A cyclist travels a distance of 4km from a to b and then moves a distance of 3km towards north find distance and displacement
Given: AB = 4km[0o],
BC = 3km[90o], (should be 90o between BC and AB),
d = 4 + 3 = 7km.
Disp. = sqrt(4^2+3^2) =
Total distance = 4 km + 3 km = 7 km
Displacement = the area of a triangle as the figure is making a right angle triangle so
1/2 . B. H
1/2. 3 km . 4 km
= 6 km
A cyclist travels a distance of 4km from a to b and then moves a distance of 3km towards north find distance and displacement
geez - impatient much? repost after 4 minutes, and don't even fix you error?

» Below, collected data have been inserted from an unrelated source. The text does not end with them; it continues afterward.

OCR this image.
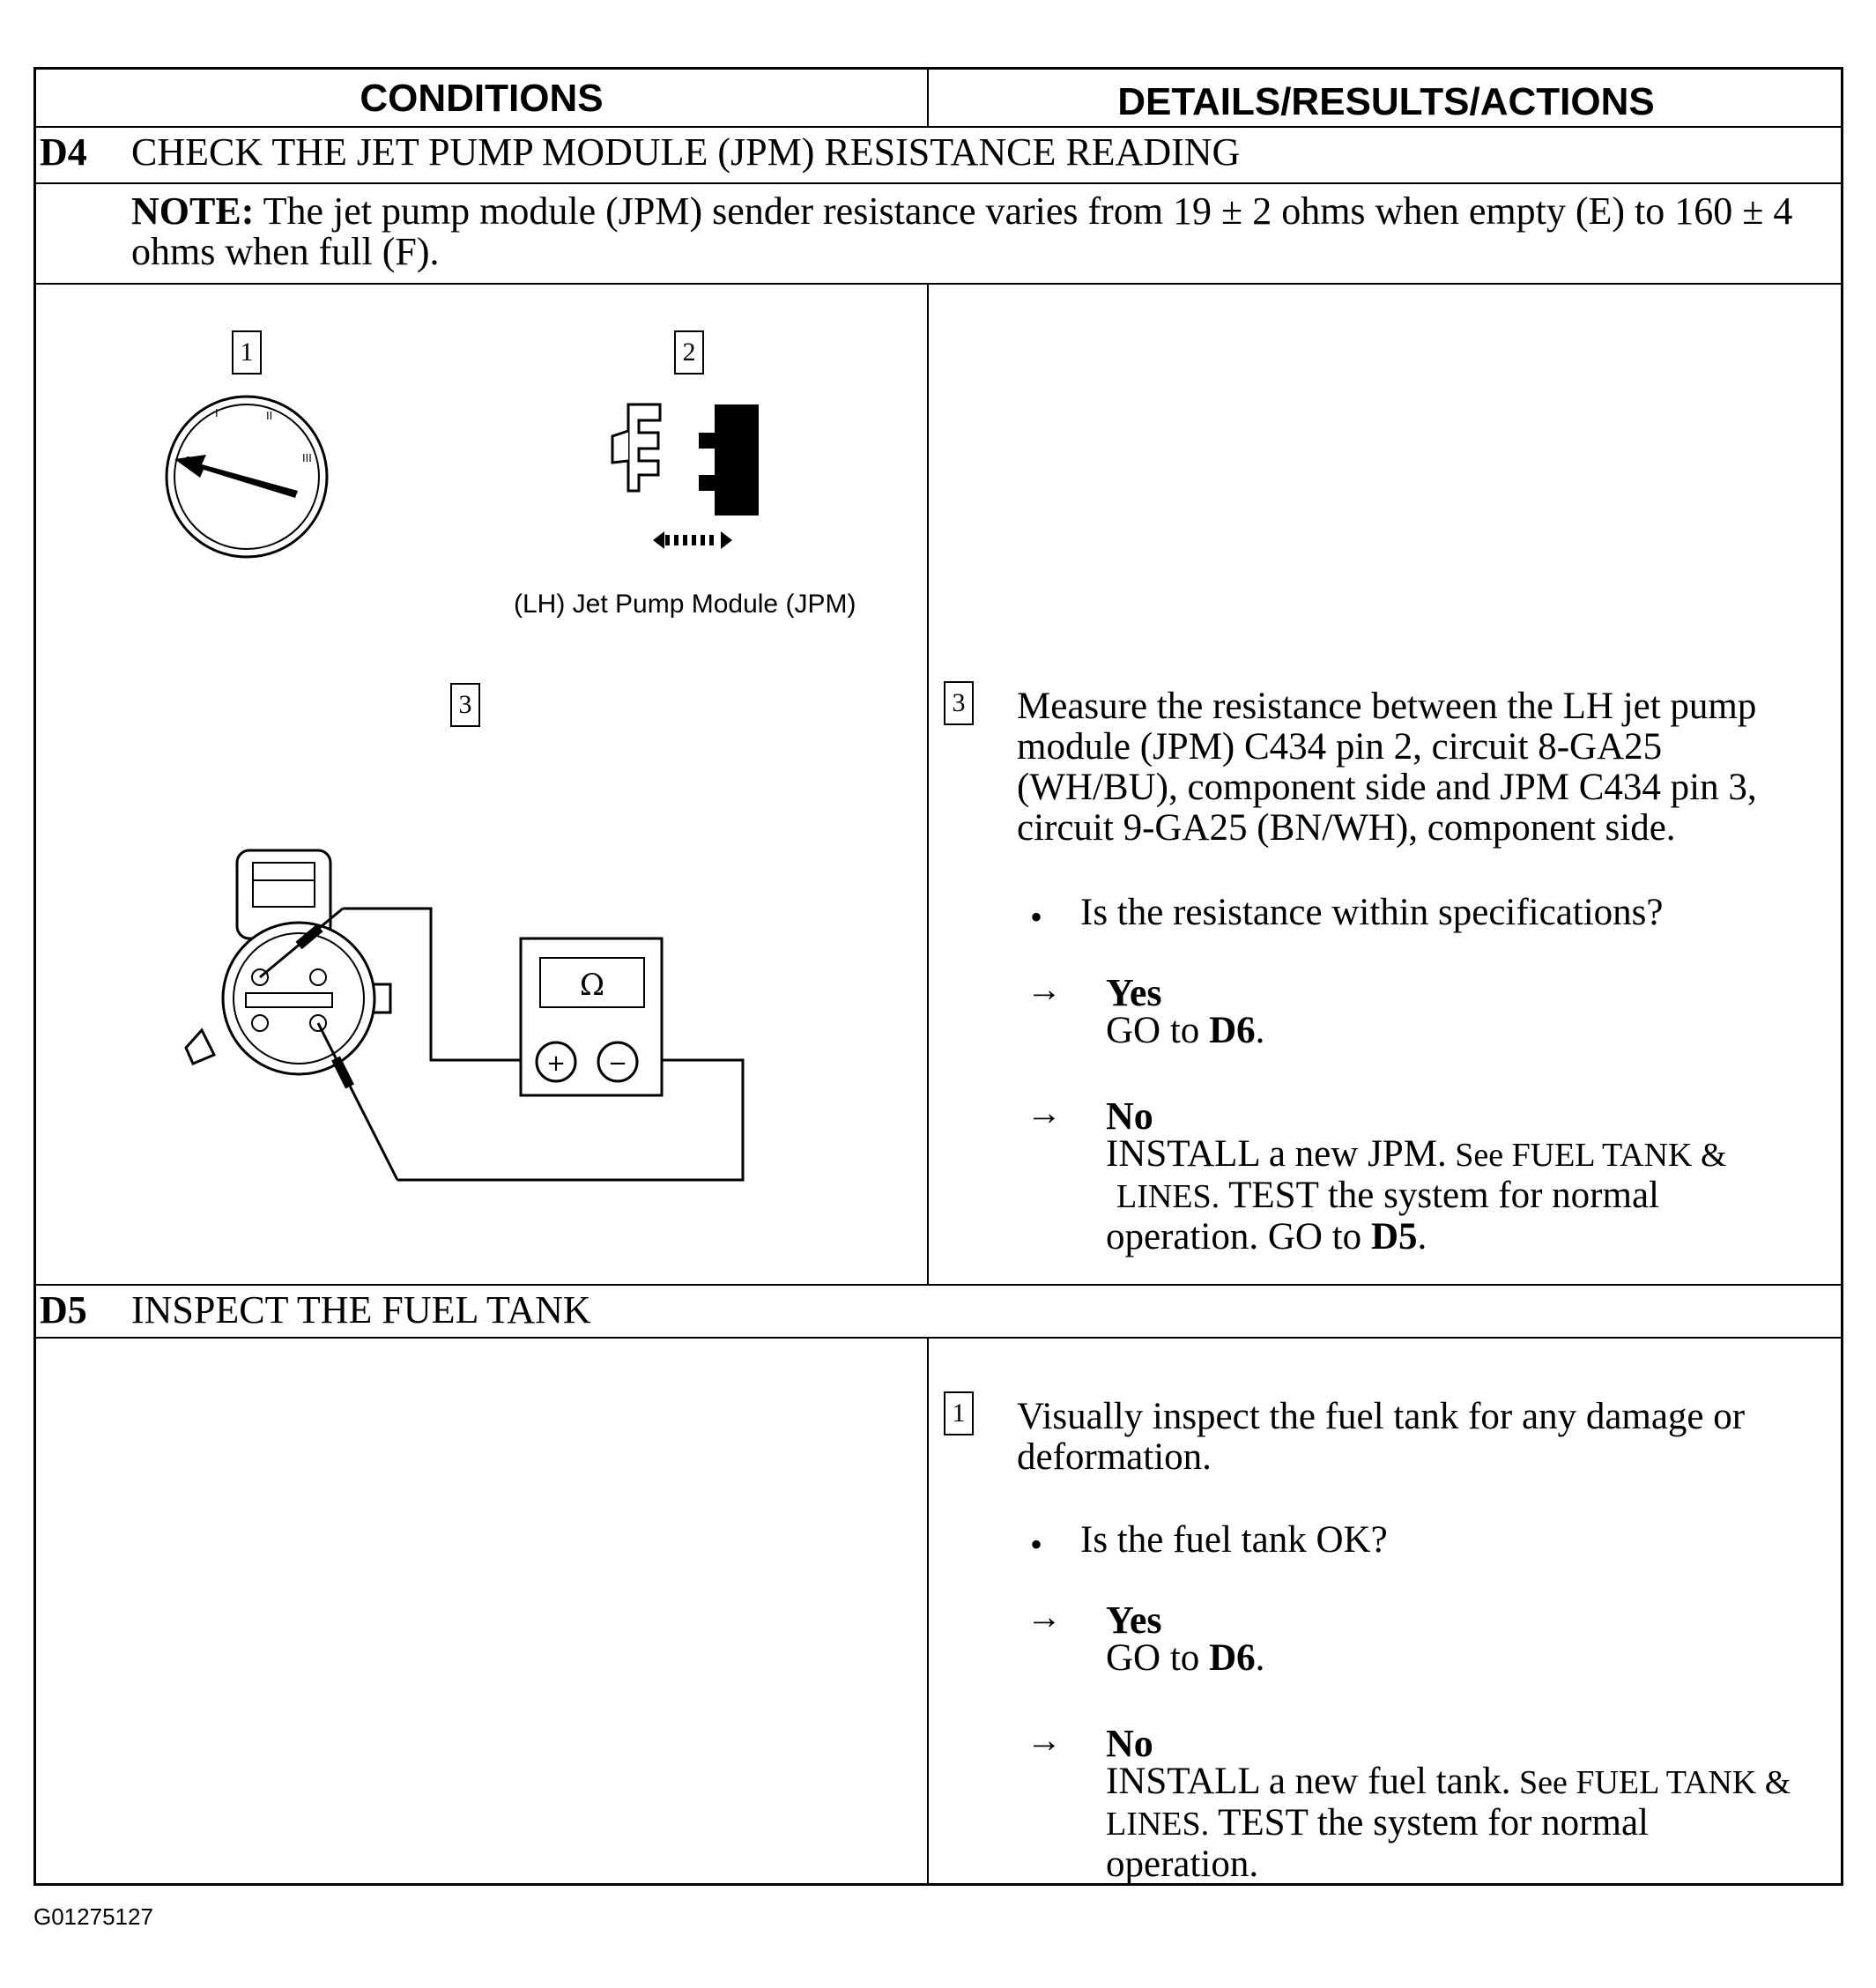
CONDITIONS	DETAILS/RESULTS/ACTIONS
D4 CHECK THE JET PUMP MODULE (JPM) RESISTANCE READING
NOTE: The jet pump module (JPM) sender resistance varies from 19 ± 2 ohms when empty (E) to 160 ± 4 ohms when full (F).
1
0
I	II
III
2
(LH) Jet Pump Module (JPM)
3
Ω
+ −
3 Measure the resistance between the LH jet pump module (JPM) C434 pin 2, circuit 8-GA25 (WH/BU), component side and JPM C434 pin 3, circuit 9-GA25 (BN/WH), component side.
• Is the resistance within specifications?
→ Yes
GO to D6.
→ No
INSTALL a new JPM. See FUEL TANK &
LINES. TEST the system for normal
operation. GO to D5.
D5 INSPECT THE FUEL TANK
1 Visually inspect the fuel tank for any damage or deformation.
• Is the fuel tank OK?
→ Yes
GO to D6.
→ No
INSTALL a new fuel tank. See FUEL TANK &
LINES. TEST the system for normal
operation.
G01275127
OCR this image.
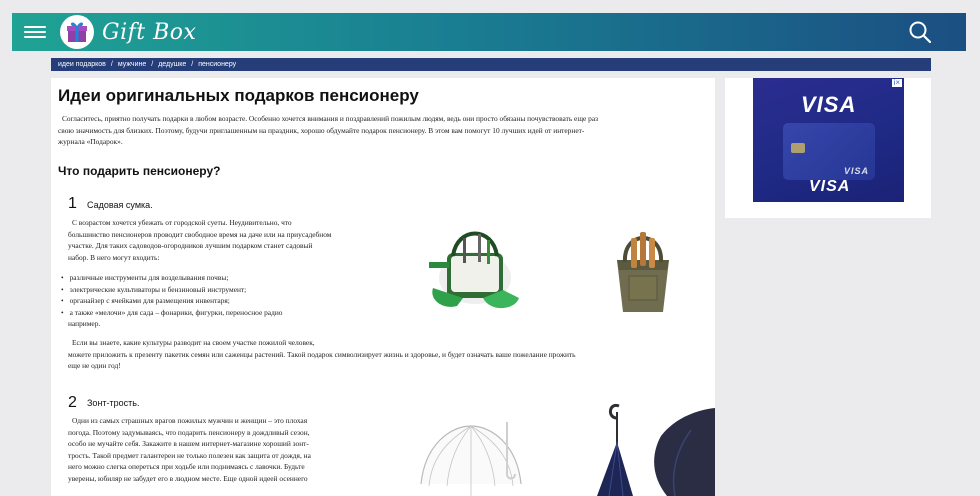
Gift Box
идеи подарков / мужчине / дедушке / пенсионеру
Идеи оригинальных подарков пенсионеру
Согласитесь, приятно получать подарки в любом возрасте. Особенно хочется внимания и поздравлений пожилым людям, ведь они просто обязаны почувствовать еще раз
свою значимость для близких. Поэтому, будучи приглашенным на праздник, хорошо обдумайте подарок пенсионеру. В этом вам помогут 10 лучших идей от интернет-
журнала «Подарок».
Что подарить пенсионеру?
1 Садовая сумка.
С возрастом хочется убежать от городской суеты. Неудивительно, что
большинство пенсионеров проводит свободное время на даче или на приусадебном
участке. Для таких садоводов-огородников лучшим подарком станет садовый
набор. В него могут входить:
• различные инструменты для возделывания почвы;
• электрические культиваторы и бензиновый инструмент;
• органайзер с ячейками для размещения инвентаря;
• а также «мелочи» для сада – фонарики, фигурки, переносное радио
например.
Если вы знаете, какие культуры разводит на своем участке пожилой человек,
можете приложить к презенту пакетик семян или саженцы растений. Такой подарок символизирует жизнь и здоровье, и будет означать ваше пожелание прожить
еще не один год!
2 Зонт-трость.
Одни из самых страшных врагов пожилых мужчин и женщин – это плохая
погода. Поэтому задумываясь, что подарить пенсионеру в дождливый сезон,
особо не мучайте себя. Закажите в нашем интернет-магазине хороший зонт-
трость. Такой предмет галантереи не только полезен как защита от дождя, на
него можно слегка опереться при ходьбе или поднимаясь с лавочки. Будьте
уверены, юбиляр не забудет его в людном месте. Еще одной идеей осеннего
i×
VISA
VISA
VISA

distance clearly equals 4+3
displacement is impossible to say, because we don't know the direction from a to b. It could be anything from 1 to 7
To find the distance traveled by the cyclist, you need to add up the distances traveled from point A to point B and from point B to the north.
Given:
Distance from A to B = 4 km
Distance from B to the north = 3 km
To find the distance:
Total distance = Distance from A to B + Distance from B to the north
= 4 km + 3 km
= 7 km
So, the distance traveled by the cyclist is 7 km.
Now, let's find the displacement. Displacement refers to the straight-line distance between the initial and final positions.
Since the cyclist first travels from point A to point B, and then moves towards the north, the displacement will be equal to the straight-line distance between point A and the final position of the cyclist.
The displacement can be calculated using the Pythagorean theorem, where the distance traveled from A to B is the horizontal component, and the distance traveled towards the north is the vertical component.
Given:
Distance from A to B = 4 km
Distance from B to the north = 3 km
To find the displacement:
Displacement = √(Horizontal component^2 + Vertical component^2)
= √(4 km^2 + 3 km^2)
= √(16 km^2 + 9 km^2)
= √(25 km^2)
= 5 km
So, the displacement of the cyclist is 5 km.